Foxconn has made an astounding offer of ¥625 billion ($5.3 billion) to take over the already-struggling Sharp Corp. The Taiwanese company assembles most of the world's iPhones and is extremely keen to absorb Sharp for its unparalleled expertise in display technology.
The offer from Foxconn came at a time when a Japanese, government-backed entity, Innovation Network Corp. (INCJ) had already secured its position as the buyer with its ¥300 billion ($2.5 billion) bid. Even though INCJ's bid amount is nowhere close to FoxConn's offer price, it still has an edge over the latter, as Sharp's top management tilts towards the Japanese bidder so that Sharp does not end up under foreign control and can remain within its country to do business with more Japanese companies.
INCJ also holds a 10% stake in Japan Display Inc., another leading display maker.
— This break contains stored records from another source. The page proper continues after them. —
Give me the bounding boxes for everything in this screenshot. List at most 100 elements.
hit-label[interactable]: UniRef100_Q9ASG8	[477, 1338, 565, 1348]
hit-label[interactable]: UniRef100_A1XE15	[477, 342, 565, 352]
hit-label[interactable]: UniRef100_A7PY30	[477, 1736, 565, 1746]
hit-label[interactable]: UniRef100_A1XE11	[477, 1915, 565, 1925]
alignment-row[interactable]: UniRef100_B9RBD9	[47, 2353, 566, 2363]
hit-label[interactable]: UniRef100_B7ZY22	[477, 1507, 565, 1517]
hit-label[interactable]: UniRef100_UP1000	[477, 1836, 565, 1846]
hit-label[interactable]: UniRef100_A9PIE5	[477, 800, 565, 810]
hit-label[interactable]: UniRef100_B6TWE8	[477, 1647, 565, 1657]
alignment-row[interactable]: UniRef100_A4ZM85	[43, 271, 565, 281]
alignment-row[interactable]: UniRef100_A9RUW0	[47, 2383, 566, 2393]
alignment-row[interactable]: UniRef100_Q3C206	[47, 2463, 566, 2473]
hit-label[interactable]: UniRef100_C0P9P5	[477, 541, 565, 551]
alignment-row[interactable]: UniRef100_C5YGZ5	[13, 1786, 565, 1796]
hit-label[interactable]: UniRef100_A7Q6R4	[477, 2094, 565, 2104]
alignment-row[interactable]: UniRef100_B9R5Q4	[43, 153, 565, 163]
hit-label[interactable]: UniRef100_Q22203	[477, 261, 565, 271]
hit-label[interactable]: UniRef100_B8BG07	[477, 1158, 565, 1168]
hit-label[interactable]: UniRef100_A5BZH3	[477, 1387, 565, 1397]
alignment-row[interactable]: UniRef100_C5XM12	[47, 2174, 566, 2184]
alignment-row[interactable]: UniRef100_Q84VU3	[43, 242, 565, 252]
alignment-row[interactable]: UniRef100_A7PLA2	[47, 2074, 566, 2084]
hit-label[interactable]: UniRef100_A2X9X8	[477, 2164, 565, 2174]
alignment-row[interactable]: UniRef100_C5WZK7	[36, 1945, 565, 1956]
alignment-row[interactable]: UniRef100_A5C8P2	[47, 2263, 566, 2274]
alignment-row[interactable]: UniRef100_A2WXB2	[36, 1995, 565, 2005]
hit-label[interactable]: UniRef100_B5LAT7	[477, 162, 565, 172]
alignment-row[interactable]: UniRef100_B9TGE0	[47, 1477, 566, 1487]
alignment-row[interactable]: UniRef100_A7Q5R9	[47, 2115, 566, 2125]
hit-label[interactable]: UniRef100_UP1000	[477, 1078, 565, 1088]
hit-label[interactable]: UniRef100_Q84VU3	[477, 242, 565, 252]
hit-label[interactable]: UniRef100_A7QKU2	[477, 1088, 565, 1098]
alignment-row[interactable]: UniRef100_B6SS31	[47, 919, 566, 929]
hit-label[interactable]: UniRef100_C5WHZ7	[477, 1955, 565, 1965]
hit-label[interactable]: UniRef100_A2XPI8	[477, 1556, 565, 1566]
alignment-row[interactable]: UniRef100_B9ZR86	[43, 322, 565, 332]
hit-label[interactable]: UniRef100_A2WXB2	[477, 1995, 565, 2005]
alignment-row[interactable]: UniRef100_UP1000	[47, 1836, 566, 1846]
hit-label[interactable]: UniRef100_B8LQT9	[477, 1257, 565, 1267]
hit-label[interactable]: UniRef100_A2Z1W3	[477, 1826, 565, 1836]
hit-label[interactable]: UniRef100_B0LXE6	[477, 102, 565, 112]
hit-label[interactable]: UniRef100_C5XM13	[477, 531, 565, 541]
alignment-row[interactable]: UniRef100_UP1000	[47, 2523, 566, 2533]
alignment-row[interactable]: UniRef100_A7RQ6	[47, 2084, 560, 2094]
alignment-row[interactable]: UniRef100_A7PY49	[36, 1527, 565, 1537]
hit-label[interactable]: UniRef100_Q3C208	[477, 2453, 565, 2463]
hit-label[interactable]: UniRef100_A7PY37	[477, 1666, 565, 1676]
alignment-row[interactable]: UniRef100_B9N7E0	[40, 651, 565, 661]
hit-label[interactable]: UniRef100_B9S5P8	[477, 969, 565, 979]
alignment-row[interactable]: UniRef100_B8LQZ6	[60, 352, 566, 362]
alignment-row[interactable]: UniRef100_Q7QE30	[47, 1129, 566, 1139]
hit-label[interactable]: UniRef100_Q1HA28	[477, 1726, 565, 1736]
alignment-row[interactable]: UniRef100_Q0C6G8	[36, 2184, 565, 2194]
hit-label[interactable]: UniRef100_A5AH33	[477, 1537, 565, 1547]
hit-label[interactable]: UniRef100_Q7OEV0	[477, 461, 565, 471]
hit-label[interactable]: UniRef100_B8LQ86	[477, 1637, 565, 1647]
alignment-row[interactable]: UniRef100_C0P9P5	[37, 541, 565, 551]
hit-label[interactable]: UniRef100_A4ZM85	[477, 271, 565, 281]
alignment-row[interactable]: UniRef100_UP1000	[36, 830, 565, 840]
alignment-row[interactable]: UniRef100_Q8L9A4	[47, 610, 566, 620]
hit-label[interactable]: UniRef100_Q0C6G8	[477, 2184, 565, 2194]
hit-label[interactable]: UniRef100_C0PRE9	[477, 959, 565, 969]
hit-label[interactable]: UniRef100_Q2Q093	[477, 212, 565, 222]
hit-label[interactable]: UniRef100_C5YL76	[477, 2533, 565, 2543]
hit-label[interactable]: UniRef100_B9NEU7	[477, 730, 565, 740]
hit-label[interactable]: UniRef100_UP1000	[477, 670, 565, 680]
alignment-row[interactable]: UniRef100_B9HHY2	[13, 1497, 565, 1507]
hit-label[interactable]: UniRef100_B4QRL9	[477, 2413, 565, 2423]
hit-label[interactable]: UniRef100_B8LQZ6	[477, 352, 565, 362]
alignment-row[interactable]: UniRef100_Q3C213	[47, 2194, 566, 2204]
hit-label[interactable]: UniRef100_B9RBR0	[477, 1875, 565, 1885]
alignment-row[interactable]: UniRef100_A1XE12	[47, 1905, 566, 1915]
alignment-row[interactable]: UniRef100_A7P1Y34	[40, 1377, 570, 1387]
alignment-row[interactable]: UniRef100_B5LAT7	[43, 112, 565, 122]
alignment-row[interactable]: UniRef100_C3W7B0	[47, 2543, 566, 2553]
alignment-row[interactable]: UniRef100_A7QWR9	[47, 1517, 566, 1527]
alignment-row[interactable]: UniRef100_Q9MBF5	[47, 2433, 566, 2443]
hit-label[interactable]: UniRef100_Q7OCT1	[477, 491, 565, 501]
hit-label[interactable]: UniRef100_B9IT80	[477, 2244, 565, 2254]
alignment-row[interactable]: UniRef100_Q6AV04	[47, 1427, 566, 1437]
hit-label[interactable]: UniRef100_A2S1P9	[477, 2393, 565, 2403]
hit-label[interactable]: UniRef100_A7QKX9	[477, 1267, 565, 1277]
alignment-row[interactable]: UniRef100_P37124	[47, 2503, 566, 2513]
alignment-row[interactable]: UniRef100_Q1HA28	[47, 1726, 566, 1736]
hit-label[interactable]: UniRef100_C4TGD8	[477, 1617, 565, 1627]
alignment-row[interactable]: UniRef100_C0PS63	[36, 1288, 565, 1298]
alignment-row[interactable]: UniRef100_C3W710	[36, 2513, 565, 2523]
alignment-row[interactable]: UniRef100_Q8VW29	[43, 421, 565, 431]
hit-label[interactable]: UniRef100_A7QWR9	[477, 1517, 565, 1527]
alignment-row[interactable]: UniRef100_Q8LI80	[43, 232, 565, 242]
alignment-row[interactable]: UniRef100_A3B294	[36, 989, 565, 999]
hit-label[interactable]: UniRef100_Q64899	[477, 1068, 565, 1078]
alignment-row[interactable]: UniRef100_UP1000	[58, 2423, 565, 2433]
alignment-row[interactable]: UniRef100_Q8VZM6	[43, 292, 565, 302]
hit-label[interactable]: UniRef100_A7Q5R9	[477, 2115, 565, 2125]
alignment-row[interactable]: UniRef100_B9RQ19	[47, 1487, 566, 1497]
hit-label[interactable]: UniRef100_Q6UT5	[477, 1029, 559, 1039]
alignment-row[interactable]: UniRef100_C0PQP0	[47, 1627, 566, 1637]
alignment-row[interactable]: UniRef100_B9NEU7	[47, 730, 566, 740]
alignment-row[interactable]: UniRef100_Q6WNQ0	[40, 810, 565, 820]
If it manages to buy out Sharp, then the two Japanese display experts can join forces and together take on the next-generation mass production and panel technology with their billion-dollar know-how. "Japan's technology is leading the rest of the world and we would like to help make it even more competitive," said the industry minister Motoo Hayashi, as per The Wall Street Journal.
Despite the political reasons, Sharp cannot completely ignore Foxconn's generous offer this time. The world's leading electronics contract firm had offered to invest in Sharp in 2012 but the deal fell out due to disagreements over changes in top management. However, this time, Foxconn has rounded off their offer with an understanding to take care of all company debts and to not make any changes in management.
Sharp has been in troubled waters for quite some time now. Standard and Poor's reports show that the company is currently looking at a total repayment of ¥510 billion in borrowings, mainly to its creditors, Mitsubishi UFJ Financial Group Inc. and Mizuho Financial Group Inc. According to International Business Times, following Sharp's dismal credit status, its shares, quite expectedly, plunged by over 50% in 2015 after a 20% drop in 2014. With a mere 6% improvement very recently, the company's valuation stands at ¥218 billion ($1.8 billion), which is well below its bid offers.
Bloomberg revealed that Sharp is under great pressure to make a decision before the end of January. The company has already posted an operating loss of ¥25.2 billion in its most recent half-year results, which has eaten away at most of the Chinese demand for smartphone display. And now, it is almost on the verge of losing its most important customer Apple, who is looking to move to competition like LG, Samsung, and Japan Display by 2018 for the organic light emitting diode (OLED) display technology. This is certainly not good news.
The decision needs to be made based on deal economics and not on political grounds. Meanwhile, market speculation remains along the lines of "There need to be core products around which Sharp can build a market position. What those will be isn't clear, regardless of which side they join. Outside of short-term speculators, most investors will stay away from Sharp's shares until the final details are settled," as summed up by Mitsushige Akino, chief fund manager at Ichiyoshi Investment Management Co. in Tokyo.